Implikasinya bahwa penduduk negara itu sendiri menanggung sebagian besar biaya kegagalan negara di Pasifik.
Berbeda dengan wilayah lain di mana efek limpahan kepada tetangga jauh lebih tinggi.
Penelitian yang sama menghitung bahwa selama periode 20 tahun, total biaya kegagalan negara di Papua Nugini berjumlah sekitar 33,5 miliar dollar AS, dalam PDB yang hilang per tahun.
Sementara di Kepulauan Solomon yang lebih kecil mencapai 2,2 miliar dollar AS, setara dengan 0,1 miliar dollar AS per tahun.
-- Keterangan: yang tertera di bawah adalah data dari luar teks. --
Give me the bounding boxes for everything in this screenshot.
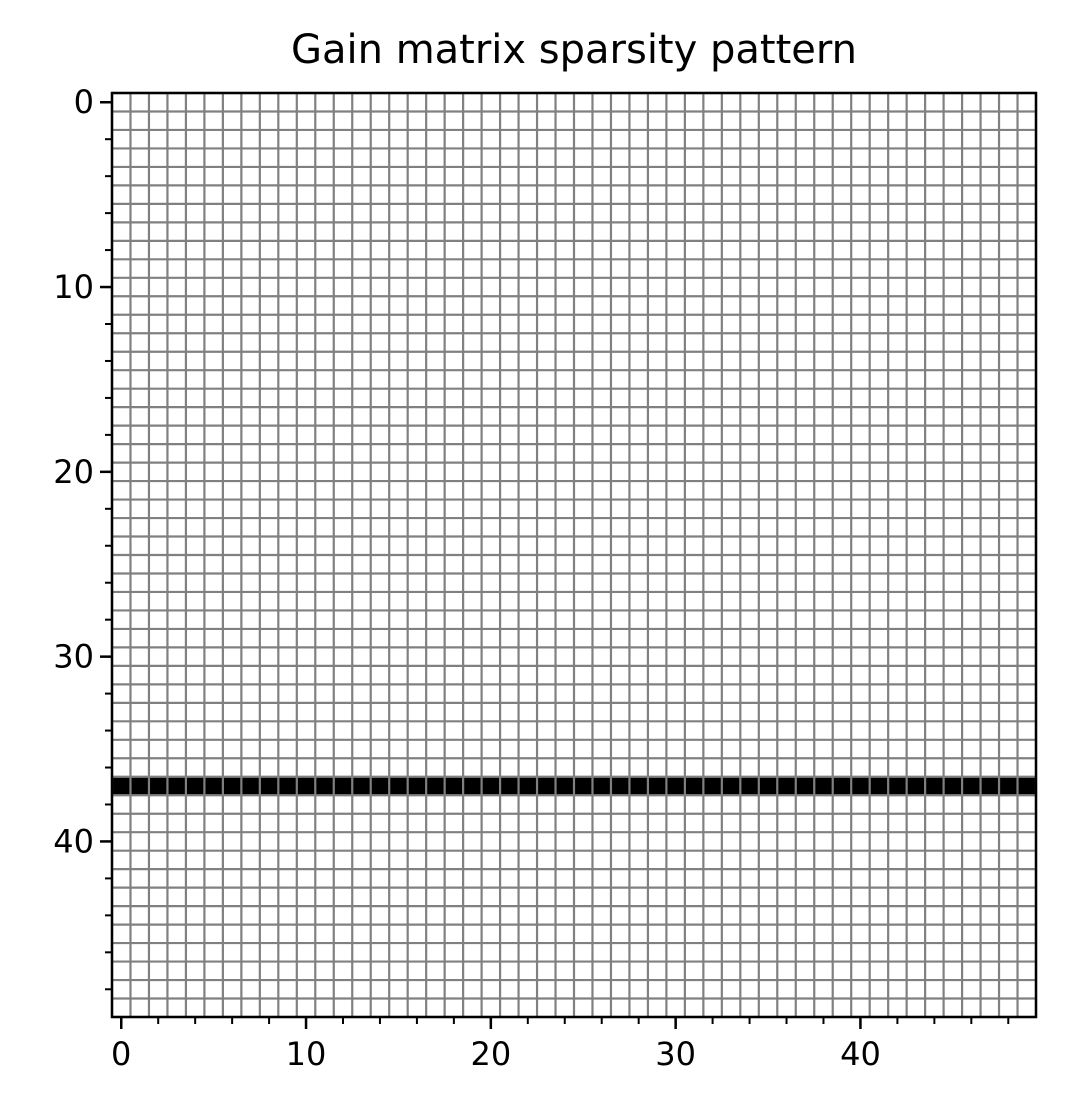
y-tick-label-10: 10 (53, 268, 94, 306)
nonzero-cell-r37-c38 (814, 776, 833, 796)
axis-ticks (100, 100, 1010, 1029)
nonzero-cell-r37-c32 (703, 776, 722, 796)
nonzero-cell-r37-c20 (481, 776, 501, 796)
nonzero-cell-r37-c45 (943, 776, 963, 796)
nonzero-cell-r37-c10 (296, 776, 316, 796)
nonzero-cell-r37-c27 (610, 776, 630, 796)
nonzero-cell-r37-c13 (352, 776, 371, 796)
x-tick-label-30: 30 (655, 1035, 696, 1073)
nonzero-cell-r37-c26 (592, 776, 611, 796)
nonzero-cell-r37-c4 (185, 776, 205, 796)
nonzero-cell-r37-c22 (518, 776, 538, 796)
nonzero-cell-r37-c18 (444, 776, 464, 796)
nonzero-cell-r37-c37 (795, 776, 815, 796)
nonzero-cell-r37-c40 (851, 776, 870, 796)
nonzero-cell-r37-c24 (555, 776, 574, 796)
nonzero-cell-r37-c43 (906, 776, 926, 796)
chart-title: Gain matrix sparsity pattern (291, 27, 857, 73)
x-tick-label-0: 0 (111, 1035, 131, 1073)
nonzero-cell-r37-c34 (740, 776, 759, 796)
nonzero-cell-r37-c31 (684, 776, 704, 796)
nonzero-cell-r37-c8 (259, 776, 279, 796)
nonzero-cell-r37-c5 (204, 776, 223, 796)
x-tick-label-20: 20 (470, 1035, 511, 1073)
nonzero-cell-r37-c28 (629, 776, 648, 796)
grid-lines (110, 91, 1038, 1019)
nonzero-cell-r37-c0 (112, 776, 131, 796)
nonzero-cell-r37-c49 (1017, 776, 1036, 796)
tick-labels: 0 10 20 30 40 0 10 20 30 40 (53, 83, 881, 1073)
nonzero-cell-r37-c33 (721, 776, 741, 796)
nonzero-cell-r37-c3 (167, 776, 186, 796)
nonzero-cell-r37-c25 (574, 776, 593, 796)
y-tick-label-20: 20 (53, 453, 94, 491)
x-tick-label-40: 40 (840, 1035, 881, 1073)
nonzero-cell-r37-c46 (962, 776, 981, 796)
nonzero-cell-r37-c47 (980, 776, 1000, 796)
nonzero-cell-r37-c1 (130, 776, 149, 796)
nonzero-cells (112, 776, 1036, 796)
nonzero-cell-r37-c2 (148, 776, 168, 796)
nonzero-cell-r37-c21 (500, 776, 519, 796)
nonzero-cell-r37-c16 (407, 776, 427, 796)
nonzero-cell-r37-c42 (888, 776, 907, 796)
nonzero-cell-r37-c30 (666, 776, 685, 796)
nonzero-cell-r37-c19 (463, 776, 482, 796)
nonzero-cell-r37-c39 (832, 776, 852, 796)
nonzero-cell-r37-c48 (999, 776, 1018, 796)
nonzero-cell-r37-c36 (777, 776, 796, 796)
nonzero-cell-r37-c15 (389, 776, 408, 796)
nonzero-cell-r37-c17 (426, 776, 445, 796)
nonzero-cell-r37-c23 (537, 776, 556, 796)
nonzero-cell-r37-c7 (241, 776, 260, 796)
nonzero-cell-r37-c11 (315, 776, 334, 796)
y-tick-label-30: 30 (53, 638, 94, 676)
nonzero-cell-r37-c12 (333, 776, 353, 796)
nonzero-cell-r37-c29 (647, 776, 667, 796)
nonzero-cell-r37-c6 (222, 776, 242, 796)
plot-frame (110, 91, 1038, 1019)
nonzero-cell-r37-c41 (869, 776, 889, 796)
nonzero-cell-r37-c14 (370, 776, 390, 796)
y-tick-label-0: 0 (74, 83, 94, 121)
nonzero-cell-r37-c35 (758, 776, 778, 796)
nonzero-cell-r37-c44 (925, 776, 944, 796)
nonzero-cell-r37-c9 (278, 776, 297, 796)
x-tick-label-10: 10 (286, 1035, 327, 1073)
y-tick-label-40: 40 (53, 822, 94, 860)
Jika benar, hipotesis ini menunjukkan bahwa kegagalan negara bisa sangat merusak Papua Barat yang merdeka yang mencobaberdiri dengan kakinya.
Negara yang gagal biasanya ditandai dengan ketidakstabilan politik yang tinggi, korupsi yang merajalela, ekonomi disfungsional, runtuhnya layanan pemerintah, kerusakan hukum dan ketertiban, konflik internal; dan hilangnya otoritas dan legitimasi negara.
Kelumpuhan negara seperti itu memungkinkan para pemimpin lokal dan tradisional untuk menggeser kekuasaan negara di wilayahnya masing-masing, dan negara menjadi bersatu secara efektif hanya dalam nama.
Dalam kasus Melanesia seperti Papua, tonjolan pemuda juga semakin mengancam stabilitas, dan Papua Nuginidan Kepulauan Solomon adalah contoh negara bagian yang paling terkait erat dengan kegagalan.
Negara di seluruh wilayah kepulauan Pasifik yang juga mencakup Polinesia dan Mikronesia.
Di kedua negara tingkat kejahatan yang tinggi, korupsi politik yang ekstensif dan kesukuan yang merajalela menjadi semakin mengancam.
Jadi bisa disimpulkan dari data-data tersebut, kemungkinan akan ke arah mana Papua jika memilih merdeka.